Des cabines d’essayage à La Poste
L’information – en forme de poisson d’avril, pourtant hors saison de pêche au canular – peut sembler cocasse, et même saugrenue. Elle est pourtant tout à fait sérieuse : la direction de La poste a décidé de mettre à la disposition de sa clientèle des cabines d’essayage dans les bureaux de la vénérable institution…
En l’occurrence, il ne s’agit pas d’essayer des enveloppes à bulles ou des emballages cartonnés destinés aux envois par Colissimo, mais bel et bien des vêtements ou des chaussures comme on le ferait dans un point de vente traditionnel : dans telle cabine, un caleçon ou une nuisette ; dans telle autre, des mocassins ou des bottines ; ailleurs, un pantalon ou une jupe, voire des chaussures de randonnée ou des charentaises. Certes, il ne s’agit pas de pièces exposées sur des portants ou sur des étagères aux couleurs jaune et bleu de La Poste, mais, vous l’avez deviné, d’objets commandés sur internet.
Étonnant, non ? En réalité, pas tant que cela : eu égard aux évolutions de la société, les dirigeants de La Poste ont pris la décision d’adapter leur entreprise à la spectaculaire progression du e-commerce et à la montée concomitante du nombre des colis qu’elle doit gérer. C’est pourquoi il a été décidé d’installer des cabines d’essayage au sein même des bureaux de poste de nouvelle génération. L’objectif est double : d’une part, limiter pour les employés le volume des livraisons à domicile ; d’autre part, faciliter et accélérer pour les clients les démarches de retour vers les sites vendeurs en cas de refus des marchandises livrées.

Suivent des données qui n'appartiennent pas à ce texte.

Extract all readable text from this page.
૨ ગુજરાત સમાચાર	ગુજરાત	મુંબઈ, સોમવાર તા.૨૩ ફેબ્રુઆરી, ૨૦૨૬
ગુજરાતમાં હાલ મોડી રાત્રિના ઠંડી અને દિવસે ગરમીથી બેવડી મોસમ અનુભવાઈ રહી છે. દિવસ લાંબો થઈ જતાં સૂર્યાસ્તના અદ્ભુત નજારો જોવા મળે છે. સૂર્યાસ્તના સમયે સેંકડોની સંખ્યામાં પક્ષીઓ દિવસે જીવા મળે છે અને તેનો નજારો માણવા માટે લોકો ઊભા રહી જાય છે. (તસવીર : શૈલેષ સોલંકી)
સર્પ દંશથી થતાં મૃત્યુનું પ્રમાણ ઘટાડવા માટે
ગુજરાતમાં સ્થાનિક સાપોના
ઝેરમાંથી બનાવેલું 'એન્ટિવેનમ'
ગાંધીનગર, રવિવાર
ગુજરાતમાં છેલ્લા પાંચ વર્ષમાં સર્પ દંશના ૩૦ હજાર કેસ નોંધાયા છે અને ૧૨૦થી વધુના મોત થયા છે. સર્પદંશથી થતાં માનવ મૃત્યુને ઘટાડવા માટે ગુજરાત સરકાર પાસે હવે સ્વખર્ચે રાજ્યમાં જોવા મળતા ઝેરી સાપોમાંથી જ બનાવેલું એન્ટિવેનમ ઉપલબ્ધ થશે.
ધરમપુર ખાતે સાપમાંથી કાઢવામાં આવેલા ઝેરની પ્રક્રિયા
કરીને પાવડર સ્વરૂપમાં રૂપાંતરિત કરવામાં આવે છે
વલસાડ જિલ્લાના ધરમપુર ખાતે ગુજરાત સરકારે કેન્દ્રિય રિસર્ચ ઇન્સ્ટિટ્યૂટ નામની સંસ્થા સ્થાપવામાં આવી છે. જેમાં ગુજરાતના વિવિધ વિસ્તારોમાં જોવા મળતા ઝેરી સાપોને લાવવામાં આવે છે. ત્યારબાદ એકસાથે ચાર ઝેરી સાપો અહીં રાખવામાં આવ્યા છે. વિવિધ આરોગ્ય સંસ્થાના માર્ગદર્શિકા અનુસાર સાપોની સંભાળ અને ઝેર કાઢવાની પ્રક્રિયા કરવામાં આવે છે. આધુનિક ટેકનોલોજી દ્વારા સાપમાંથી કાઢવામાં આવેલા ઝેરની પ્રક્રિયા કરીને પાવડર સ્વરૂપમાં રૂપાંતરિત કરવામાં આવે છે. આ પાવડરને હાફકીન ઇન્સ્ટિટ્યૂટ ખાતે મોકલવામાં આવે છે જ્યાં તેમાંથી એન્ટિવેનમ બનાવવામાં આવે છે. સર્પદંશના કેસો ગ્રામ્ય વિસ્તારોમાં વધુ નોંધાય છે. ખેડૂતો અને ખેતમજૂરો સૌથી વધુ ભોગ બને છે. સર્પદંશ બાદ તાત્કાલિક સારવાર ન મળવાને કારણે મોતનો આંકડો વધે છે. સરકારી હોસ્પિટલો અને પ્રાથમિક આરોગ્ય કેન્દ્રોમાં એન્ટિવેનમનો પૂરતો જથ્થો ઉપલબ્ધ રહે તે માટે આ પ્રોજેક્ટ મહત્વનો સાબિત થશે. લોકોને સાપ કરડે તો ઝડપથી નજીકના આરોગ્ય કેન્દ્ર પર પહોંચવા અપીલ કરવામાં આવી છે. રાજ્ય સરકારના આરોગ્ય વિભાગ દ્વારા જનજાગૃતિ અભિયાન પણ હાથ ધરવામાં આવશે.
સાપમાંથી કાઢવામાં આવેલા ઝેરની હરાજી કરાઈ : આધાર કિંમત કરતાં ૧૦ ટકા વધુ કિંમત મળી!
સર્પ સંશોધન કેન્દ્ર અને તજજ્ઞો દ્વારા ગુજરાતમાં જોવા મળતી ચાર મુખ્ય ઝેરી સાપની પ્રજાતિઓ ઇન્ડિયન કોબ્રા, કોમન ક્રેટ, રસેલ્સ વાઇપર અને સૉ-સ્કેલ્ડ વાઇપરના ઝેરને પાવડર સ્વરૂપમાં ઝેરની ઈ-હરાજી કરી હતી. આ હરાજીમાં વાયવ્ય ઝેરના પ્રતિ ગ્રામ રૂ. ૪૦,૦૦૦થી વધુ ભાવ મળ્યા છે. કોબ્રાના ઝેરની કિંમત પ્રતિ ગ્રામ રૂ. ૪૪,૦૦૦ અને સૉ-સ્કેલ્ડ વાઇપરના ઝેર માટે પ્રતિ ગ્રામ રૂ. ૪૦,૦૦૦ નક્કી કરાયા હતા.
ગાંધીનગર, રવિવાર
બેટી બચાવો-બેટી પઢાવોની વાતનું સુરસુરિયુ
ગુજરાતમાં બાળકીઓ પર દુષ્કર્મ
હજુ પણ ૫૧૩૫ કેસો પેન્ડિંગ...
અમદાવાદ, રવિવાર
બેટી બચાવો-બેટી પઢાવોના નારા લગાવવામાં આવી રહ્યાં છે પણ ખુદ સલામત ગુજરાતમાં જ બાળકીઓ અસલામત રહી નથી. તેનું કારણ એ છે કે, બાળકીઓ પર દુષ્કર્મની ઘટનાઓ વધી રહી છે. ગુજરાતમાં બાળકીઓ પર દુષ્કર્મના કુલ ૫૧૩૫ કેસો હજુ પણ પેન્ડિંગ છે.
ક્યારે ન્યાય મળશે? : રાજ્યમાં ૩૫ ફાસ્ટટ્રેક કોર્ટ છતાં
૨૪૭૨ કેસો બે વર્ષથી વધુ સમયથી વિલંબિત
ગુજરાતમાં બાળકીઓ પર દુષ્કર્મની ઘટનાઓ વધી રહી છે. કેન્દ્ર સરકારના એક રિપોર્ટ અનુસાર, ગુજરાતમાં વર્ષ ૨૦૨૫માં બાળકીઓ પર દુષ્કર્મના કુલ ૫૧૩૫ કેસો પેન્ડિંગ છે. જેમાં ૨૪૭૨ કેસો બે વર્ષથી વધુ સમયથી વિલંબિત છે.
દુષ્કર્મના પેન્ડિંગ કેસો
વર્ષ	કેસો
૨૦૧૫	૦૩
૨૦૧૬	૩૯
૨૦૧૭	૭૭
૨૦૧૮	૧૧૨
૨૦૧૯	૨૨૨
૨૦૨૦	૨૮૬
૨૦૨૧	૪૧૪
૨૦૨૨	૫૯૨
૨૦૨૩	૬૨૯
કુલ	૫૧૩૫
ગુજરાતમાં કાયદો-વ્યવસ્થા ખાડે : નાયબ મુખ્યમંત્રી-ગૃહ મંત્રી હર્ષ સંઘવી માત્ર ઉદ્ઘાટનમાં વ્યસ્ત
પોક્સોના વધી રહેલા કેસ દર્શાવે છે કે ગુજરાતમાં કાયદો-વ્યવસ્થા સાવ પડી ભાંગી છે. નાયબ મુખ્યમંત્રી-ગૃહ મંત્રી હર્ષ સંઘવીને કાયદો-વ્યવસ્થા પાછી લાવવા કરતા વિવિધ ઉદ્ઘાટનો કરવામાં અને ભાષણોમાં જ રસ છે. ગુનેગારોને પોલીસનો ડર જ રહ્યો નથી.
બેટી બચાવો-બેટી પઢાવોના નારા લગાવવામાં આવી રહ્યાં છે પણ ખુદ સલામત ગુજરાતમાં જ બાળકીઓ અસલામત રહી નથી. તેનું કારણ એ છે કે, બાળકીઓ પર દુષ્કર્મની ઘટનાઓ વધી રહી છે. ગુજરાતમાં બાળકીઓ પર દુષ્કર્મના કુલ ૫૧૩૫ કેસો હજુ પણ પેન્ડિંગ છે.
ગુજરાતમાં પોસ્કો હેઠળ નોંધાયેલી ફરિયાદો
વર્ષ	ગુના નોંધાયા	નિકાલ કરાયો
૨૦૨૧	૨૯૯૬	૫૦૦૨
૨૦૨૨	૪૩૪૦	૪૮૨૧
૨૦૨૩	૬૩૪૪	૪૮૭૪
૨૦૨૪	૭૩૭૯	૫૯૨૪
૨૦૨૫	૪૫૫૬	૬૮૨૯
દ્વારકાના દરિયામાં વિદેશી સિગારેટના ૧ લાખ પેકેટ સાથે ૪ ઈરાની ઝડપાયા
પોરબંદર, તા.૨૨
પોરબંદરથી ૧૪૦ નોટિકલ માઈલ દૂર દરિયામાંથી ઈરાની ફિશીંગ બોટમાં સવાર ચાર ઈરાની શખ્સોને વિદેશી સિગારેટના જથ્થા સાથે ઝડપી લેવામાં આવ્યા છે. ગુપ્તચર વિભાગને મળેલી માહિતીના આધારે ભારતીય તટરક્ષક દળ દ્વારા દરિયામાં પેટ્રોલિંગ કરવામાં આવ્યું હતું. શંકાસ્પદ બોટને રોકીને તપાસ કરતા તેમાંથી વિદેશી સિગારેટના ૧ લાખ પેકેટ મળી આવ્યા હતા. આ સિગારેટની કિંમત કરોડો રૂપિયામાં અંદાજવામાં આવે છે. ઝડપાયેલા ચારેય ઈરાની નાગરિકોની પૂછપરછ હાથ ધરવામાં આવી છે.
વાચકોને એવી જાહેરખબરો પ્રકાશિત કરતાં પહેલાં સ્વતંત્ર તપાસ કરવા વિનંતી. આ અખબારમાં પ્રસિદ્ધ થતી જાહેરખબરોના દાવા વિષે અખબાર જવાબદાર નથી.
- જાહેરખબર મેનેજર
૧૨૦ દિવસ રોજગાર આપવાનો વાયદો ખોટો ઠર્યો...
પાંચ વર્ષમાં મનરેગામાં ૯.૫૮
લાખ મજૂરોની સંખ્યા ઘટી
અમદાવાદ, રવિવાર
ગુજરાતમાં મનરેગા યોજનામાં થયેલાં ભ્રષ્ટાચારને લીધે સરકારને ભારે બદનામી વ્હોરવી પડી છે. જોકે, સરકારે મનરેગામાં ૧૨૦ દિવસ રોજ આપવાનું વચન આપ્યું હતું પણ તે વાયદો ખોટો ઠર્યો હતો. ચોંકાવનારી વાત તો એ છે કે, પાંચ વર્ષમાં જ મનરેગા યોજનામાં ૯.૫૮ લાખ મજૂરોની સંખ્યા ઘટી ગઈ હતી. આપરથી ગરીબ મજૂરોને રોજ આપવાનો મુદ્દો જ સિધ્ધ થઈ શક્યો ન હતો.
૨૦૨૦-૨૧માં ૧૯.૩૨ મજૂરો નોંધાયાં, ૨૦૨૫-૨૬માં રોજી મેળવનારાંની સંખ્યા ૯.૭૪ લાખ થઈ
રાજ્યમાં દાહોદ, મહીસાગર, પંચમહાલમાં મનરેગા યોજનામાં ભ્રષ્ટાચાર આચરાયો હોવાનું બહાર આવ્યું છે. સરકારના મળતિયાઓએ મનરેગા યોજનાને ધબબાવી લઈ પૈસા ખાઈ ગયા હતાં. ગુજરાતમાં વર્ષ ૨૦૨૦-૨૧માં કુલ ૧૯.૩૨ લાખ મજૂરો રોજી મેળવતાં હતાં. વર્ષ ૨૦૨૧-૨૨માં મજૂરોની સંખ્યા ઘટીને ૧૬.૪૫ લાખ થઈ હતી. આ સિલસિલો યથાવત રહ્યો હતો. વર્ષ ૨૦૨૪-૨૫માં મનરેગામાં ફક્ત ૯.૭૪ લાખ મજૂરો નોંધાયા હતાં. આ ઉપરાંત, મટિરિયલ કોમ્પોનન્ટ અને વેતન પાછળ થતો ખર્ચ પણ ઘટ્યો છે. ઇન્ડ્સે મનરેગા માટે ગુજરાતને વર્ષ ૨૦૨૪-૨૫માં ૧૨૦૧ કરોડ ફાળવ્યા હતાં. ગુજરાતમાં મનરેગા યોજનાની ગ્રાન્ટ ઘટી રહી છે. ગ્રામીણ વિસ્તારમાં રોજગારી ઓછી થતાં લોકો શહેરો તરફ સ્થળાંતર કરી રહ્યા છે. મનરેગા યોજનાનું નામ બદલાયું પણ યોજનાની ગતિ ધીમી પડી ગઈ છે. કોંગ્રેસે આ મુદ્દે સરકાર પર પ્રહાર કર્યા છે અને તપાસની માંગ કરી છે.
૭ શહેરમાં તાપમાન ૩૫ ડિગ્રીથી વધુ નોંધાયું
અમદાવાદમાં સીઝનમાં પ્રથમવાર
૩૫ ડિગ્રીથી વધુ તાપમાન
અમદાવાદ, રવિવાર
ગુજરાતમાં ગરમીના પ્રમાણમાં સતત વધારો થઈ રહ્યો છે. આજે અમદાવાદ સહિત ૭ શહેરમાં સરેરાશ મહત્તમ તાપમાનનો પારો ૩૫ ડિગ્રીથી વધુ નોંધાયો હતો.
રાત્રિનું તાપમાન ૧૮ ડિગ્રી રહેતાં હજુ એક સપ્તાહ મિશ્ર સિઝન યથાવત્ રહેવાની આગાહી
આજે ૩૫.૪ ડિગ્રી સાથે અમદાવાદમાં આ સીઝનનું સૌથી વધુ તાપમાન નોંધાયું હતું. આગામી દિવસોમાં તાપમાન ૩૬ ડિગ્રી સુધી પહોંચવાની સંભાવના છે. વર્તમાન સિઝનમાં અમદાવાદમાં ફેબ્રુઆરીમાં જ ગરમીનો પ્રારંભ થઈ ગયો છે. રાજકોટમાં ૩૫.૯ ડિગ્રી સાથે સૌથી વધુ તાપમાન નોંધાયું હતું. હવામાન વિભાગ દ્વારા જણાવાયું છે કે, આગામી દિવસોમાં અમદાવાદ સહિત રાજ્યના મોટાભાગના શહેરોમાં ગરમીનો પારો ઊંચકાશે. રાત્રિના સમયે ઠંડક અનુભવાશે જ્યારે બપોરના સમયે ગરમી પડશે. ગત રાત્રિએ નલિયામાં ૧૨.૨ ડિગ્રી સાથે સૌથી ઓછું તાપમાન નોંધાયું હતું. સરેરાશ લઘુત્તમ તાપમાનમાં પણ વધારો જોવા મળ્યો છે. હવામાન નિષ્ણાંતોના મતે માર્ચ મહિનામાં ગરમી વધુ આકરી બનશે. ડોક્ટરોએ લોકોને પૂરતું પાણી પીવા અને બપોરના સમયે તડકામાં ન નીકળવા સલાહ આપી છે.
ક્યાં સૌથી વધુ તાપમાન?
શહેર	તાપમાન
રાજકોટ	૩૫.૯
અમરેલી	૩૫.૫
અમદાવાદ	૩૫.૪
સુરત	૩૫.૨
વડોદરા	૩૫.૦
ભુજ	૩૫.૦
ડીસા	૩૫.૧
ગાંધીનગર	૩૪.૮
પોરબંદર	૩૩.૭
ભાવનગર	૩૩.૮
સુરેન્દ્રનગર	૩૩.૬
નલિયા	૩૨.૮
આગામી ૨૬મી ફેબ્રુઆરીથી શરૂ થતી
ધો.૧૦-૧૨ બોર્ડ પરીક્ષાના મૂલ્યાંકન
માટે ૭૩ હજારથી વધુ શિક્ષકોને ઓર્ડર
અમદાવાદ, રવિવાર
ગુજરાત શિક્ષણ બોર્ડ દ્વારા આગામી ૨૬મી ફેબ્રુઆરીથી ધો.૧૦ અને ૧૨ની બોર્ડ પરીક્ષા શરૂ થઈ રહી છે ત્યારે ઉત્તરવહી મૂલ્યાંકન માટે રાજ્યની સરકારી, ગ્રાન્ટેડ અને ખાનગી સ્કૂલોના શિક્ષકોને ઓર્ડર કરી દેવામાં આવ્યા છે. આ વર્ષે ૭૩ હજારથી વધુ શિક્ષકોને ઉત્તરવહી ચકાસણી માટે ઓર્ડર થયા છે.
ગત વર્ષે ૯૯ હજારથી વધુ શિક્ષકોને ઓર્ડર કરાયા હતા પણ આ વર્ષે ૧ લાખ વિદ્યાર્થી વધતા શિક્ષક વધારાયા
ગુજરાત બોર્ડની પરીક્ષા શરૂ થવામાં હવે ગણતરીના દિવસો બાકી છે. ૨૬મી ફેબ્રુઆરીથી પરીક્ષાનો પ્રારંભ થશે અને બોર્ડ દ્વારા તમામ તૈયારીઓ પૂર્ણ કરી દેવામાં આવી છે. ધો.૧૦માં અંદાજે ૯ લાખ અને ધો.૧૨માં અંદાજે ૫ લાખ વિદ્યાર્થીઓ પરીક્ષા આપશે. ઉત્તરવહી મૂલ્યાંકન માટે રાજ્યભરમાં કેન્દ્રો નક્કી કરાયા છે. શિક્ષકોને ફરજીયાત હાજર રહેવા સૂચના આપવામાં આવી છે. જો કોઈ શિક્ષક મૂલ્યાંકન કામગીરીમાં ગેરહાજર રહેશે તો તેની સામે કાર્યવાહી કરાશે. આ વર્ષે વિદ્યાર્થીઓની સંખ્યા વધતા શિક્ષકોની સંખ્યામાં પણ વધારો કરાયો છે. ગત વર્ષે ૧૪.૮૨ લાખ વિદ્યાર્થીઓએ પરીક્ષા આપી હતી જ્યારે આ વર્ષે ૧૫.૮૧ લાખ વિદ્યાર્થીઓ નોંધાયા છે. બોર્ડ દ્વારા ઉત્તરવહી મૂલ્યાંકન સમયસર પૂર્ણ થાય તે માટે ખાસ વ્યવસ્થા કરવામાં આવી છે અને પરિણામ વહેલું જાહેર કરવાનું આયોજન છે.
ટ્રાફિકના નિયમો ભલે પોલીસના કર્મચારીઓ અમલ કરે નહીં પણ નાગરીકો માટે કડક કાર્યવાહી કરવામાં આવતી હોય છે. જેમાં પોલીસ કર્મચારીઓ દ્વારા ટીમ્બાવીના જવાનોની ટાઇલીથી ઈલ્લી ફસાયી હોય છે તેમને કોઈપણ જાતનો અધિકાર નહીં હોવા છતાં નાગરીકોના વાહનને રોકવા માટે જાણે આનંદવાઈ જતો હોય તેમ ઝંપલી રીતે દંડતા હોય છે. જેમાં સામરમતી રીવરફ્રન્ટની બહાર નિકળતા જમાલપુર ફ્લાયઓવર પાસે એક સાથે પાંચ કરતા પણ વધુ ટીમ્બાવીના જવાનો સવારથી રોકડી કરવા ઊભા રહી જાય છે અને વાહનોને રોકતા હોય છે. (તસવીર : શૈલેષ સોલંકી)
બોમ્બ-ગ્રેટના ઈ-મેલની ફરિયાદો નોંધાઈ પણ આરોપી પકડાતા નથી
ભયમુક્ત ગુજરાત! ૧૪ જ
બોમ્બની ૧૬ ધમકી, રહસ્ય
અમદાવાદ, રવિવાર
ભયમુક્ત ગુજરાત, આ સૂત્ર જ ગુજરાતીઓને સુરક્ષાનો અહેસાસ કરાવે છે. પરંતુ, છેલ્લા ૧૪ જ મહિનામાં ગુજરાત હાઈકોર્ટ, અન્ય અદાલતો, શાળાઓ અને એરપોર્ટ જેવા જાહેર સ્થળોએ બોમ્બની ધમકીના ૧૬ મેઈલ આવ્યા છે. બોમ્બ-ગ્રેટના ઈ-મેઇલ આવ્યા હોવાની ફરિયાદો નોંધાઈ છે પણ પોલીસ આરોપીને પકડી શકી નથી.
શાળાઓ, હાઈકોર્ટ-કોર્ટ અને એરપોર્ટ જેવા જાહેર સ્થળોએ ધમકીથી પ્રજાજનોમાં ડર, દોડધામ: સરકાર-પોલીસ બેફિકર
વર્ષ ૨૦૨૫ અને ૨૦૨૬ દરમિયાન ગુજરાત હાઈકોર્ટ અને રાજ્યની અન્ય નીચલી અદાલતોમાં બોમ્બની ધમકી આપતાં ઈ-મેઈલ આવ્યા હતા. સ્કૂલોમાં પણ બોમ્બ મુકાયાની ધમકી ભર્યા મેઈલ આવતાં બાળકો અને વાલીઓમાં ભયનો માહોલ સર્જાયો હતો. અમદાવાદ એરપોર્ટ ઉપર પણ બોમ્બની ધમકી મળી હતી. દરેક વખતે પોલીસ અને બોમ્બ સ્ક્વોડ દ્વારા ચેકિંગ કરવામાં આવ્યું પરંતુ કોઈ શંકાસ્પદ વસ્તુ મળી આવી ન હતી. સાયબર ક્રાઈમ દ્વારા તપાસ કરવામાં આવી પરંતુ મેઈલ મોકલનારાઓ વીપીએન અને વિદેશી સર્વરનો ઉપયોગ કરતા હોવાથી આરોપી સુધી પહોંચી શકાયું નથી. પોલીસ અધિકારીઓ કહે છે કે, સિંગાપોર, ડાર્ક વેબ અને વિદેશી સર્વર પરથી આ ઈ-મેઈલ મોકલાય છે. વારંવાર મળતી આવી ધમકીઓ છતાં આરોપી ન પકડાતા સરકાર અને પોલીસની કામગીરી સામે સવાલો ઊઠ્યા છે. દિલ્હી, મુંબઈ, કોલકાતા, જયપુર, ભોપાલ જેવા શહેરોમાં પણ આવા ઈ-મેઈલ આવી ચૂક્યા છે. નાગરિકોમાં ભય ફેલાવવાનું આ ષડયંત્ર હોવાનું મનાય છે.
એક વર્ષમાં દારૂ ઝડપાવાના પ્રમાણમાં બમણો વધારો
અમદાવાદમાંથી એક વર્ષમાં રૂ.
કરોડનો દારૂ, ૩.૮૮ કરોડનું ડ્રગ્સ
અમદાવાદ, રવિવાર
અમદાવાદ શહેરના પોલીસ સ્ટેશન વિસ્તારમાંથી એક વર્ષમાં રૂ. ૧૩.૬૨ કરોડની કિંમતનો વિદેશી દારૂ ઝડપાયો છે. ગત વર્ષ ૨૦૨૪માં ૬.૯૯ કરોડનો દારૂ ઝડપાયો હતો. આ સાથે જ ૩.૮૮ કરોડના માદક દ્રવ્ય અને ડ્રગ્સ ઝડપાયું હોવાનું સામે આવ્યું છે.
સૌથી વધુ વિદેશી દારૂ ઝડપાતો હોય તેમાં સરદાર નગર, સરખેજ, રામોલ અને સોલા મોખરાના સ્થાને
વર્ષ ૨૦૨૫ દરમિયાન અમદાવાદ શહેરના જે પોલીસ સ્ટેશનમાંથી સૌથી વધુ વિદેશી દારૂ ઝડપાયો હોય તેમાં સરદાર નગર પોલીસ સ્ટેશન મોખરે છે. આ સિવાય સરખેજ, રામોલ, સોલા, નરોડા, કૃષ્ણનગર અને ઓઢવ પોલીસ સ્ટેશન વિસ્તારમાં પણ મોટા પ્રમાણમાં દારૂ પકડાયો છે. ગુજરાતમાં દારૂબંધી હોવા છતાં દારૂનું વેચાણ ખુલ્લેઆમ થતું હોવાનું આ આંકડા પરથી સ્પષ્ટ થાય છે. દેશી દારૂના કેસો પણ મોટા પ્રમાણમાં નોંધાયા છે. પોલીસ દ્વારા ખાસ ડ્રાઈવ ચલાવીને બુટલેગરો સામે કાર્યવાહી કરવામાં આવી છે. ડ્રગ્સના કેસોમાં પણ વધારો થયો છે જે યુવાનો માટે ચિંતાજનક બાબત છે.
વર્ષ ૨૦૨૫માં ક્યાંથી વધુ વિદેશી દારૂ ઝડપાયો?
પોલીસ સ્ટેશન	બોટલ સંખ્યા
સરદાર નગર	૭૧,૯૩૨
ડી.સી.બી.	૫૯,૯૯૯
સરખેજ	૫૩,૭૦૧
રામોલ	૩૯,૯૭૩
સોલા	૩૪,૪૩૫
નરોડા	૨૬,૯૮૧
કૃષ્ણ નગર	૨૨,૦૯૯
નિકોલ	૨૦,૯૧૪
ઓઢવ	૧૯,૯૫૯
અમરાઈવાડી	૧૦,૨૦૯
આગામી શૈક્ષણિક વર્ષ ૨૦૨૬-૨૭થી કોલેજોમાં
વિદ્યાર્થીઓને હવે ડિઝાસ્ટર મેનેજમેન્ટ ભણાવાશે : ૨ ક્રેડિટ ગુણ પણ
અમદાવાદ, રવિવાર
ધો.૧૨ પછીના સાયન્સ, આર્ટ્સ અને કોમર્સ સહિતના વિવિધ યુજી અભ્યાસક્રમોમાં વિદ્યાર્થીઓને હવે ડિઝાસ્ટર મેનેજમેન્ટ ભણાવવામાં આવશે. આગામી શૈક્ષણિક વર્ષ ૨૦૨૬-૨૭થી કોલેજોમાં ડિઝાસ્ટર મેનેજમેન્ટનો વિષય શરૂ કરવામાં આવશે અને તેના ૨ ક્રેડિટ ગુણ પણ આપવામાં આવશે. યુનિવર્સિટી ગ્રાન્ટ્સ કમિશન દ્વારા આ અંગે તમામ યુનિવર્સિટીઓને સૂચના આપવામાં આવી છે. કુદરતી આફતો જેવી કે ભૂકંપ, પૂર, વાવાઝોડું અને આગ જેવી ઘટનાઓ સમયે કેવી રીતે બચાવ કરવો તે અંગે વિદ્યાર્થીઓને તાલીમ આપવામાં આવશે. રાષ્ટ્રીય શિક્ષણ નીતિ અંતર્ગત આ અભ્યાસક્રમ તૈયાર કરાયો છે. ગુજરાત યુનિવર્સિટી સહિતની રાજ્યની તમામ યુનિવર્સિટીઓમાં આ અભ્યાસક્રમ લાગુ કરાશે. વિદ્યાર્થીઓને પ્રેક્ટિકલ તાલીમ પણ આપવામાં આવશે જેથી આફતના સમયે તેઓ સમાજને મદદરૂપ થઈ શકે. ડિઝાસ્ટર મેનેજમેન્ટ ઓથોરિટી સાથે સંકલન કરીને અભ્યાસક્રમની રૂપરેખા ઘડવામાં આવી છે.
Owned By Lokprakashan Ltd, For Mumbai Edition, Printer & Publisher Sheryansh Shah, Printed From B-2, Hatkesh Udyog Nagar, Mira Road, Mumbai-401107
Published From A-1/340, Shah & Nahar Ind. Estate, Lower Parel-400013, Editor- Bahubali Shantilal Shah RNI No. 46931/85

Les Belges étant des gens créatifs, comme chacun sait, de telles cabines d’essayage existaient déjà outre-Quiévrain, à la satisfaction de la clientèle. Désormais on en trouve également dans plusieurs régions françaises : huit bureaux expérimentaux disposent d’un espace dédié, baptisé « station colis ». Les clients peuvent y ouvrir le colis qui leur est adressé, en vérifier la conformité, puis essayer vêtements ou chaussures ; après quoi, ils peuvent déposer l’emballage afin qu’il soit recyclé si tout va bien, ou disposer sur place de matériel pour renvoyer le colis au site marchand s’ils ne sont pas satisfaits de leur essayage*.
Vive opposition des professionnels de la vente de proximité
En fait, ce ne sont pas seulement des vêtements ou des chaussures qui pourront être essayés par les clients, mais également du petit matériel électronique : chaque cabine, de couleur jaune, disposera en effet, outre d’un miroir et d’un siège, d’une tablette équipée d’une prise électrique afin de pouvoir tester la fonctionnalité d’un produit. Ce type de cabine devrait être généralisé au cours des prochaines années sur le territoire national dans les bureaux de poste de nouvelle génération**. Une innovation qui s’ajoutera à celles qui existent déjà, à l’image des consignes Duo, destinées à faciliter l’envoi et la réception de Colissimo.
Sans surprise, les porte-paroles de la Fédération Nationale de l’Habillement (FNH) sont vent debout contre l’initiative de La Poste qui, malgré son statut d’entreprise 100 % publique, « encourage la consommation sur internet au détriment des commerces de proximité et de centre-ville », au risque d’accélérer le processus de disparition des « indépendants ». Une réprobation compréhensible. Pas sûr pourtant que l’émergence des « stations colis » de La Poste ait un quelconque effet sur les usages commerciaux, notamment des consommateurs d’ores et déjà accros aux prix bas pratiqués par des sites comme Shein, Temu ou Vinted.
Pour terminer, sourions un peu : pourquoi les têtes pensantes de La Poste s’arrêteraient-elles en si bon chemin dans la voie de l’innovation ? On ne saurait trop les encourager à aller encore plus loin dans leur démarche affichée de service à la clientèle. Par exemple en mettant en place un espace cafétéria, avec mise à disposition de la presse régionale du jour. Et pourquoi pas en offrant les services d’un spécialiste – vêtu, cela va sans dire, d’une blouse à logo de La Poste – des massages de détente du cou, des épaules, voire des pieds ? Soyez imaginatifs, mesdames et messieurs les administrateurs !
* Selon Statista, 39 % des Français passent des commandes sur Internet. Parmi eux, 44 % ont, en 2022, renvoyé au moins un produit acheté sur le web (cf. lien).
** Les communicants de La Poste parlent de 7000 bureaux équipés d’ici à 2027.